私も、ちょっと目を離した隙に、野口教授がアメリカで倒れていて、なぜアメリカに行ったのか分からなかったのですが、たしかにSicko風でしたね。映画は関心のある人しかわざわざ観に行かないけれど、テレビドラマでやってもらえると子供から大人まで(特に若者)の啓蒙になってよいと思いました。
春野ことり
私も最終回を見ました。本当にドラマとして医師がすごくかっこよく表現されていました。同感です。ひとつだけおかしいのは、アメリカで救急車で搬送中に、病院に連れて行かないというのは、現実では起こりません。州や郡の公立病院につれて行かれて、治療は受けられます。人道的な意味と、訴訟を考えてです。ロス郡だけでも、年間に800億円のお金を保険のない人、お金のない人、メキシコなどからの不当移民者を、治療しています。この間も私の患者さんで、日本からの旅行者で、保険も、お金もないとうそをいい、心臓バイパス手術を無料で、受けました。アメリカでは、救急車のメンバーが、勝手に決める権限はありません。ドラマですから、いいですけど。現実では、陣痛を起こしてから、テキサスの国境を越えて来る不当メキシコ人移民が絶えず、たくさんの私立のERが、赤字になったのは事実です。そして私立病院のERが閉鎖されたのも事実です。でも旅行者が、怪我をして治療を受けられないというのは、Sichoのつくりあげたうそです。すみませんドラマですので、自業自得といいたかったのだと思います。横槍を入れてすみませんでした。でも、アメリカ人はあそこまで非人道的ではありません。
DAICHAN
~DAICHAN先生、またまたアメリカ臨床医としての貴重なご意見、ありがとうございます。
>アメリカ人はあそこまで非人道的ではありません。
その通りでしょうね。ドラマですから、何でも極端に表現されています。アメリカ人医師がこのドラマを見ていたら怒るかも知れませんね。
春野ことり
身を入れて見ていないので流れはまったく分かりませんが、私も最終回は珍しく、いいぞ!、と思いました。
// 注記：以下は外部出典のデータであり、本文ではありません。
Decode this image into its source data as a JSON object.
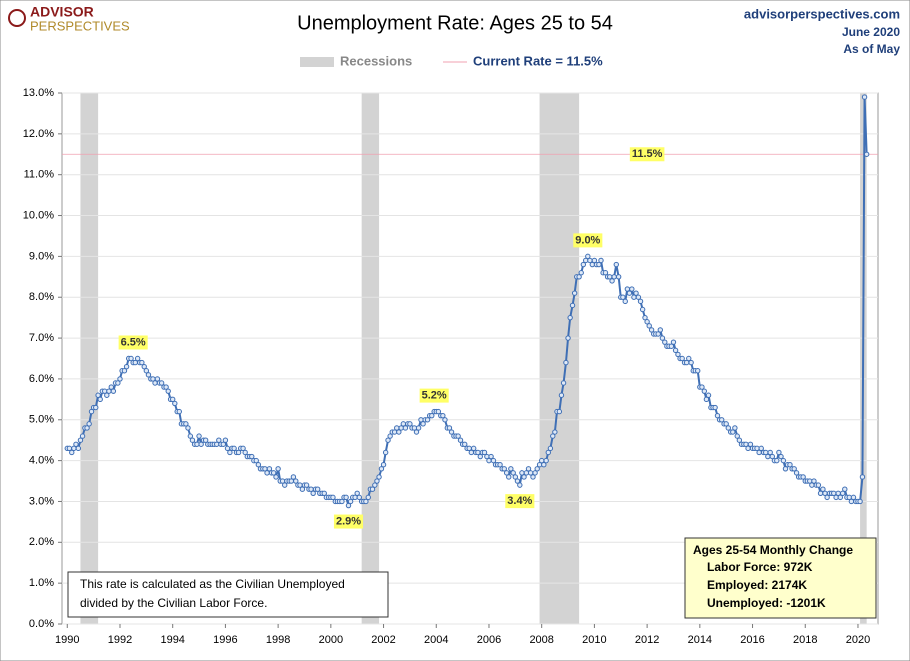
{
  "chart_data": {
    "type": "line",
    "title": "Unemployment Rate: Ages 25 to 54",
    "brand": {
      "top": "ADVISOR",
      "bottom": "PERSPECTIVES"
    },
    "source": {
      "site": "advisorperspectives.com",
      "date": "June 2020",
      "as_of": "As of May"
    },
    "recession_label": "Recessions",
    "recession_color": "#d3d3d3",
    "recessions": [
      [
        1990.5,
        1991.17
      ],
      [
        2001.17,
        2001.83
      ],
      [
        2007.92,
        2009.42
      ],
      [
        2020.08,
        2020.33
      ]
    ],
    "current_rate": {
      "value": 11.5,
      "label": "Current Rate = 11.5%",
      "color": "#f0a0b0"
    },
    "color": "#3f6fb5",
    "grid": true,
    "xlim": [
      1989.8,
      2020.76
    ],
    "ylim": [
      0,
      13
    ],
    "xticks": [
      1990,
      1992,
      1994,
      1996,
      1998,
      2000,
      2002,
      2004,
      2006,
      2008,
      2010,
      2012,
      2014,
      2016,
      2018,
      2020
    ],
    "yticks": [
      {
        "value": 0,
        "label": "0.0%"
      },
      {
        "value": 1,
        "label": "1.0%"
      },
      {
        "value": 2,
        "label": "2.0%"
      },
      {
        "value": 3,
        "label": "3.0%"
      },
      {
        "value": 4,
        "label": "4.0%"
      },
      {
        "value": 5,
        "label": "5.0%"
      },
      {
        "value": 6,
        "label": "6.0%"
      },
      {
        "value": 7,
        "label": "7.0%"
      },
      {
        "value": 8,
        "label": "8.0%"
      },
      {
        "value": 9,
        "label": "9.0%"
      },
      {
        "value": 10,
        "label": "10.0%"
      },
      {
        "value": 11,
        "label": "11.0%"
      },
      {
        "value": 12,
        "label": "12.0%"
      },
      {
        "value": 13,
        "label": "13.0%"
      }
    ],
    "annotations": [
      {
        "x": 1992.5,
        "value": 6.5,
        "label": "6.5%",
        "position": "above"
      },
      {
        "x": 2000.67,
        "value": 2.9,
        "label": "2.9%",
        "position": "below"
      },
      {
        "x": 2003.92,
        "value": 5.2,
        "label": "5.2%",
        "position": "above"
      },
      {
        "x": 2007.17,
        "value": 3.4,
        "label": "3.4%",
        "position": "below"
      },
      {
        "x": 2009.75,
        "value": 9.0,
        "label": "9.0%",
        "position": "above"
      },
      {
        "x": 2012.0,
        "value": 11.5,
        "label": "11.5%",
        "position": "center"
      }
    ],
    "note": [
      "This rate is calculated as the Civilian Unemployed",
      "divided by the Civilian Labor Force."
    ],
    "change_box": [
      "Ages 25-54 Monthly Change",
      "Labor Force:  972K",
      "Employed:  2174K",
      "Unemployed:  -1201K"
    ],
    "x": [
      1990,
      1990.08,
      1990.17,
      1990.25,
      1990.33,
      1990.42,
      1990.5,
      1990.58,
      1990.67,
      1990.75,
      1990.83,
      1990.92,
      1991,
      1991.08,
      1991.17,
      1991.25,
      1991.33,
      1991.42,
      1991.5,
      1991.58,
      1991.67,
      1991.75,
      1991.83,
      1991.92,
      1992,
      1992.08,
      1992.17,
      1992.25,
      1992.33,
      1992.42,
      1992.5,
      1992.58,
      1992.67,
      1992.75,
      1992.83,
      1992.92,
      1993,
      1993.08,
      1993.17,
      1993.25,
      1993.33,
      1993.42,
      1993.5,
      1993.58,
      1993.67,
      1993.75,
      1993.83,
      1993.92,
      1994,
      1994.08,
      1994.17,
      1994.25,
      1994.33,
      1994.42,
      1994.5,
      1994.58,
      1994.67,
      1994.75,
      1994.83,
      1994.92,
      1995,
      1995.08,
      1995.17,
      1995.25,
      1995.33,
      1995.42,
      1995.5,
      1995.58,
      1995.67,
      1995.75,
      1995.83,
      1995.92,
      1996,
      1996.08,
      1996.17,
      1996.25,
      1996.33,
      1996.42,
      1996.5,
      1996.58,
      1996.67,
      1996.75,
      1996.83,
      1996.92,
      1997,
      1997.08,
      1997.17,
      1997.25,
      1997.33,
      1997.42,
      1997.5,
      1997.58,
      1997.67,
      1997.75,
      1997.83,
      1997.92,
      1998,
      1998.08,
      1998.17,
      1998.25,
      1998.33,
      1998.42,
      1998.5,
      1998.58,
      1998.67,
      1998.75,
      1998.83,
      1998.92,
      1999,
      1999.08,
      1999.17,
      1999.25,
      1999.33,
      1999.42,
      1999.5,
      1999.58,
      1999.67,
      1999.75,
      1999.83,
      1999.92,
      2000,
      2000.08,
      2000.17,
      2000.25,
      2000.33,
      2000.42,
      2000.5,
      2000.58,
      2000.67,
      2000.75,
      2000.83,
      2000.92,
      2001,
      2001.08,
      2001.17,
      2001.25,
      2001.33,
      2001.42,
      2001.5,
      2001.58,
      2001.67,
      2001.75,
      2001.83,
      2001.92,
      2002,
      2002.08,
      2002.17,
      2002.25,
      2002.33,
      2002.42,
      2002.5,
      2002.58,
      2002.67,
      2002.75,
      2002.83,
      2002.92,
      2003,
      2003.08,
      2003.17,
      2003.25,
      2003.33,
      2003.42,
      2003.5,
      2003.58,
      2003.67,
      2003.75,
      2003.83,
      2003.92,
      2004,
      2004.08,
      2004.17,
      2004.25,
      2004.33,
      2004.42,
      2004.5,
      2004.58,
      2004.67,
      2004.75,
      2004.83,
      2004.92,
      2005,
      2005.08,
      2005.17,
      2005.25,
      2005.33,
      2005.42,
      2005.5,
      2005.58,
      2005.67,
      2005.75,
      2005.83,
      2005.92,
      2006,
      2006.08,
      2006.17,
      2006.25,
      2006.33,
      2006.42,
      2006.5,
      2006.58,
      2006.67,
      2006.75,
      2006.83,
      2006.92,
      2007,
      2007.08,
      2007.17,
      2007.25,
      2007.33,
      2007.42,
      2007.5,
      2007.58,
      2007.67,
      2007.75,
      2007.83,
      2007.92,
      2008,
      2008.08,
      2008.17,
      2008.25,
      2008.33,
      2008.42,
      2008.5,
      2008.58,
      2008.67,
      2008.75,
      2008.83,
      2008.92,
      2009,
      2009.08,
      2009.17,
      2009.25,
      2009.33,
      2009.42,
      2009.5,
      2009.58,
      2009.67,
      2009.75,
      2009.83,
      2009.92,
      2010,
      2010.08,
      2010.17,
      2010.25,
      2010.33,
      2010.42,
      2010.5,
      2010.58,
      2010.67,
      2010.75,
      2010.83,
      2010.92,
      2011,
      2011.08,
      2011.17,
      2011.25,
      2011.33,
      2011.42,
      2011.5,
      2011.58,
      2011.67,
      2011.75,
      2011.83,
      2011.92,
      2012,
      2012.08,
      2012.17,
      2012.25,
      2012.33,
      2012.42,
      2012.5,
      2012.58,
      2012.67,
      2012.75,
      2012.83,
      2012.92,
      2013,
      2013.08,
      2013.17,
      2013.25,
      2013.33,
      2013.42,
      2013.5,
      2013.58,
      2013.67,
      2013.75,
      2013.83,
      2013.92,
      2014,
      2014.08,
      2014.17,
      2014.25,
      2014.33,
      2014.42,
      2014.5,
      2014.58,
      2014.67,
      2014.75,
      2014.83,
      2014.92,
      2015,
      2015.08,
      2015.17,
      2015.25,
      2015.33,
      2015.42,
      2015.5,
      2015.58,
      2015.67,
      2015.75,
      2015.83,
      2015.92,
      2016,
      2016.08,
      2016.17,
      2016.25,
      2016.33,
      2016.42,
      2016.5,
      2016.58,
      2016.67,
      2016.75,
      2016.83,
      2016.92,
      2017,
      2017.08,
      2017.17,
      2017.25,
      2017.33,
      2017.42,
      2017.5,
      2017.58,
      2017.67,
      2017.75,
      2017.83,
      2017.92,
      2018,
      2018.08,
      2018.17,
      2018.25,
      2018.33,
      2018.42,
      2018.5,
      2018.58,
      2018.67,
      2018.75,
      2018.83,
      2018.92,
      2019,
      2019.08,
      2019.17,
      2019.25,
      2019.33,
      2019.42,
      2019.5,
      2019.58,
      2019.67,
      2019.75,
      2019.83,
      2019.92,
      2020,
      2020.08,
      2020.17,
      2020.25,
      2020.33
    ],
    "values": [
      4.3,
      4.3,
      4.2,
      4.3,
      4.4,
      4.3,
      4.5,
      4.6,
      4.8,
      4.8,
      4.9,
      5.2,
      5.3,
      5.3,
      5.6,
      5.5,
      5.7,
      5.7,
      5.6,
      5.7,
      5.8,
      5.7,
      5.9,
      5.9,
      6.0,
      6.2,
      6.2,
      6.3,
      6.5,
      6.5,
      6.4,
      6.4,
      6.5,
      6.4,
      6.4,
      6.3,
      6.2,
      6.1,
      6.0,
      6.0,
      5.9,
      6.0,
      5.9,
      5.9,
      5.8,
      5.8,
      5.7,
      5.5,
      5.5,
      5.4,
      5.2,
      5.2,
      4.9,
      4.9,
      4.9,
      4.8,
      4.6,
      4.5,
      4.4,
      4.4,
      4.6,
      4.4,
      4.5,
      4.5,
      4.4,
      4.4,
      4.4,
      4.4,
      4.4,
      4.5,
      4.4,
      4.4,
      4.5,
      4.3,
      4.2,
      4.3,
      4.3,
      4.2,
      4.2,
      4.3,
      4.3,
      4.2,
      4.1,
      4.1,
      4.1,
      4.0,
      4.0,
      3.9,
      3.8,
      3.8,
      3.8,
      3.7,
      3.8,
      3.7,
      3.7,
      3.6,
      3.8,
      3.5,
      3.5,
      3.4,
      3.5,
      3.5,
      3.5,
      3.6,
      3.5,
      3.4,
      3.4,
      3.3,
      3.4,
      3.4,
      3.3,
      3.3,
      3.2,
      3.3,
      3.3,
      3.2,
      3.2,
      3.2,
      3.1,
      3.1,
      3.1,
      3.1,
      3.0,
      3.0,
      3.0,
      3.0,
      3.1,
      3.1,
      2.9,
      3.0,
      3.1,
      3.1,
      3.2,
      3.1,
      3.0,
      3.0,
      3.0,
      3.1,
      3.3,
      3.3,
      3.4,
      3.5,
      3.6,
      3.8,
      3.9,
      4.2,
      4.5,
      4.6,
      4.7,
      4.7,
      4.8,
      4.7,
      4.8,
      4.9,
      4.8,
      4.9,
      4.9,
      4.8,
      4.8,
      4.7,
      4.8,
      5.0,
      4.9,
      5.0,
      5.0,
      5.1,
      5.1,
      5.2,
      5.2,
      5.2,
      5.1,
      5.1,
      5.0,
      4.8,
      4.8,
      4.7,
      4.6,
      4.6,
      4.6,
      4.5,
      4.4,
      4.4,
      4.3,
      4.3,
      4.2,
      4.3,
      4.2,
      4.2,
      4.1,
      4.2,
      4.2,
      4.1,
      4.0,
      4.1,
      4.0,
      3.9,
      3.9,
      3.9,
      3.8,
      3.8,
      3.7,
      3.6,
      3.8,
      3.7,
      3.6,
      3.5,
      3.4,
      3.7,
      3.6,
      3.7,
      3.8,
      3.7,
      3.6,
      3.7,
      3.8,
      3.9,
      4.0,
      3.9,
      4.0,
      4.2,
      4.3,
      4.6,
      4.7,
      5.2,
      5.2,
      5.6,
      5.9,
      6.4,
      7.0,
      7.5,
      7.8,
      8.1,
      8.5,
      8.5,
      8.6,
      8.8,
      8.9,
      9.0,
      8.9,
      8.8,
      8.9,
      8.8,
      8.8,
      8.9,
      8.6,
      8.6,
      8.5,
      8.5,
      8.4,
      8.5,
      8.8,
      8.5,
      8.0,
      8.0,
      7.9,
      8.2,
      8.1,
      8.2,
      8.0,
      8.1,
      8.0,
      7.9,
      7.7,
      7.5,
      7.4,
      7.3,
      7.2,
      7.1,
      7.1,
      7.1,
      7.2,
      7.0,
      6.9,
      6.8,
      6.8,
      6.8,
      6.9,
      6.7,
      6.6,
      6.5,
      6.5,
      6.4,
      6.4,
      6.5,
      6.4,
      6.2,
      6.2,
      6.2,
      5.8,
      5.8,
      5.7,
      5.5,
      5.6,
      5.3,
      5.3,
      5.3,
      5.1,
      5.0,
      5.0,
      4.9,
      4.9,
      4.8,
      4.7,
      4.7,
      4.8,
      4.6,
      4.5,
      4.4,
      4.4,
      4.4,
      4.3,
      4.4,
      4.3,
      4.3,
      4.3,
      4.2,
      4.3,
      4.2,
      4.2,
      4.1,
      4.2,
      4.1,
      4.0,
      4.0,
      4.2,
      4.1,
      4.0,
      3.8,
      3.9,
      3.9,
      3.8,
      3.8,
      3.7,
      3.6,
      3.6,
      3.6,
      3.5,
      3.5,
      3.5,
      3.4,
      3.5,
      3.4,
      3.4,
      3.2,
      3.3,
      3.2,
      3.1,
      3.2,
      3.2,
      3.2,
      3.1,
      3.2,
      3.1,
      3.2,
      3.3,
      3.1,
      3.1,
      3.0,
      3.1,
      3.0,
      3.0,
      3.0,
      3.6,
      12.9,
      11.5
    ]
  }
}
これを見た一般人が現在の日本の医療のよさを認識してくれるといいな、とも。
ところで・・
医龍の原作を読んでいないのでなんともいえませんが、テレビドラマが原作に沿って描かれているか疑問に思っています。
一昨年亡くなられた、呼吸器科医師でもあった作者、永井明氏の初期~中期に書かれた著作(自身が体験したエピソードを下に書かれた、「ぼくが医者をやめた理由」3部作、「ストレスに効く話」他)を数冊読んでいますが、一般人から見ても、”ありえない”ような医者ものを書くとは思えないんですけどね・・。
ako
~akoさん、コメントありがとうございます。
恥ずかしながら、医龍の原作者が「ぼくが医者をやめた理由」の著者だったとは、今初めて知りました。「ぼくが・・」は医学生の時に読んだ覚えがあります。彼はたしか内科医ではなかったですか。なんだかその著書と「医龍」があまりにかけ離れていて、そう聞いても自分の中では結びつかない気がします。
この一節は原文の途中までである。